Have you ever needed to know whether a system license is an OEM, retail, or volume license? The Slmgr -dli command shows your Windows version (e.g., Vista Ultimate, Server Enterprise), the final five characters in your product key, the licensing state, whether you’ve activated, and—if not yet activated—how many minutes you have left. The Slmgr -dlv command also reveals that information, along with a few more activation details and several URLs to places on Microsoft’s site that appear not to work anymore.

Finally, suppose you don’t yet want to activate your copy of Windows for some reason. Vista gives you a 30-day grace period, and Server 2008 gives you 60 days, but both OSs also let you reset those grace periods four times, making Vista’s actual grace period about 120 days and Server 2008’s about 240 days. To reset it, just open an elevated command prompt and type

slmgr -rearm

Take Control
If you’re running Slmgr for the first time to do anything but activate a system, you might notice that it’s slow. I suspect that the extremely complex mathematics underlying product-key and license verification add up to one of the most important weapons in Microsoft’s arsenal in its war on piracy—although no one at Microsoft has ever confirmed this suspicion. Regardless, dealing with activation is no fun, but at least Slmgr lets you take greater control of it.

End of Article



Reader Comments
I heard that if you purchase computers from Dell, HP or other brand name without Windows Vista installed the manufactures alter the BIOS so the computers will not be able to use KMS server for activation. Do you have any information on this?

marcelon December 08, 2008 (Article Rating: )
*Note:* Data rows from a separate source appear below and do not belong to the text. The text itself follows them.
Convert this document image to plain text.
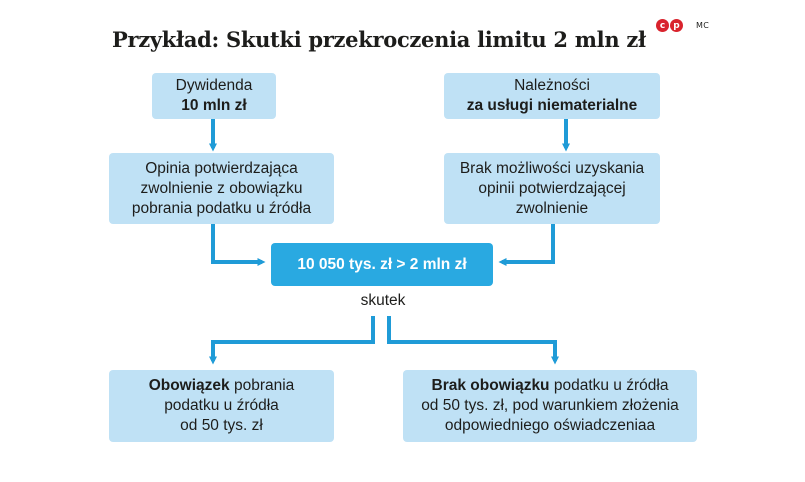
Przykład: Skutki przekroczenia limitu 2 mln zł
c p	MC
Dywidenda
10 mln zł
Należności
za usługi niematerialne
Opinia potwierdzająca
zwolnienie z obowiązku
pobrania podatku u źródła
Brak możliwości uzyskania
opinii potwierdzającej
zwolnienie
10 050 tys. zł > 2 mln zł
skutek
Obowiązek pobrania
podatku u źródła
od 50 tys. zł
Brak obowiązku podatku u źródła
od 50 tys. zł, pod warunkiem złożenia
odpowiedniego oświadczeniaa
SLMGR -DLV returns verbose output on the currently installed licenses but the "several URLs to places Microsoft's site that appear not to work anymore" is incorrect. The URLs listed are web service (SOAP) interfaces which SLMGR uses to post the necessary product, nstall & machine details needed to procure a license. If you inspect the URLs using a browser you can follow a link to the complete WSDL description of the SOAP interfaces for each.